La seconda modifica potrebbe riguardare i tempi di attribuzione dei compensi in questione, che dovrebbero essere legati direttamente a quelli di pagamento del maggior tributo accertato, prevedendo che, nel caso di contenzioso, i termini e gli importi siano determinati sulla falsariga della riscossione frazionata del maggior tributo in pendenza di ricorso. Ovvero, si potrebbe stabilire che l’erogazione del compenso al comune debba essere effettuata nel termine di 90/120 giorni dal pagamento da parte del contribuente.
Oggi, afferma la commissione, se l’evasione ha dimensioni ancora patologiche nel nostro Paese, una parte di responsabilità va attribuita anche alla «complessiva inadeguatezza degli studi di settore». quindi opportuno un cambio di corsia, vale a dire che gli studi di settore siano «ridimensionati» a favore di altri meccanismi di accertamento che permettano di raggiungere risultati maggiormente significativi. Una strada da seguire potrebbe essere proprio quella della piena valorizzazione del redditometro.

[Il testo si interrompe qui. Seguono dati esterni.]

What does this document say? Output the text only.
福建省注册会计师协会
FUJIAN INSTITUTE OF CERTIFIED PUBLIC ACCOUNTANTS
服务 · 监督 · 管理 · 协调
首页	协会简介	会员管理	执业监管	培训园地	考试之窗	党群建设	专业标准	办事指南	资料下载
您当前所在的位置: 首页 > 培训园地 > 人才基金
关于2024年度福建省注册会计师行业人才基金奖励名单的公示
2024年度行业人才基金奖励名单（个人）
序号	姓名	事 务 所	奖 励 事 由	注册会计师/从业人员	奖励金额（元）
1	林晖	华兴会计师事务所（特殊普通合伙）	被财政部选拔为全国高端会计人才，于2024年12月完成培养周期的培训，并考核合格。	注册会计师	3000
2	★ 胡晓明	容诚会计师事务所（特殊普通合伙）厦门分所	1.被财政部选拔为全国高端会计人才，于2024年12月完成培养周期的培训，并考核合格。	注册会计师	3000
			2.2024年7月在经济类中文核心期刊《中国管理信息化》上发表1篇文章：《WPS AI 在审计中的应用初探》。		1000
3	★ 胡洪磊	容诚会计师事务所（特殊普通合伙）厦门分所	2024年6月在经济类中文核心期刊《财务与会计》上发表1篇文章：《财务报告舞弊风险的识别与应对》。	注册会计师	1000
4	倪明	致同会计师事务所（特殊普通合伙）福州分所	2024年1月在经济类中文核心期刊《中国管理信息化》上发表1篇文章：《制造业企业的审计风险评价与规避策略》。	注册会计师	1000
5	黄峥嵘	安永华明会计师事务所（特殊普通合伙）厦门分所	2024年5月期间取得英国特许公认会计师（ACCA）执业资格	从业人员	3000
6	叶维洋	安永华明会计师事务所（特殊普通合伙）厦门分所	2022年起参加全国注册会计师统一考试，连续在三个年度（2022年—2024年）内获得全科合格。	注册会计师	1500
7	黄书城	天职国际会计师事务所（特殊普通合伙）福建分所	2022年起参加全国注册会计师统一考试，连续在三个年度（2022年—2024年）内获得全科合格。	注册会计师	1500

Il contrasto all’evasione di massa deve passare necessariamente dall’accertamento sintetico e dal redditometro. Tuttavia, anche da questo punto di vista, la commissione rileva che è ipotizzabile ridisegnare lo strumento rendendolo più completo.
Si potrebbe considerare l’eventualità di realizzare un «nuovo» redditometro che sia di massa, in grado di permettere accertamenti sulla generalità dei contribuenti ed automatico, in grado di permettere di individuare, il reddito imponibile riferibile a un soggetto che ha determinate disponibilità patrimoniali.
In breve, costruire un redditometro «di massa» significa prendere a base dello strumento dati patrimoniali collegati a beni largamente diffusi e non di nicchia. Fare in modo che il redditometro diventi uno strumento «automatico» significa creare dei «nessi funzionali» chiari tra i beni patrimoniali detenuti e i redditi presumibilmente prodotti dal contribuente.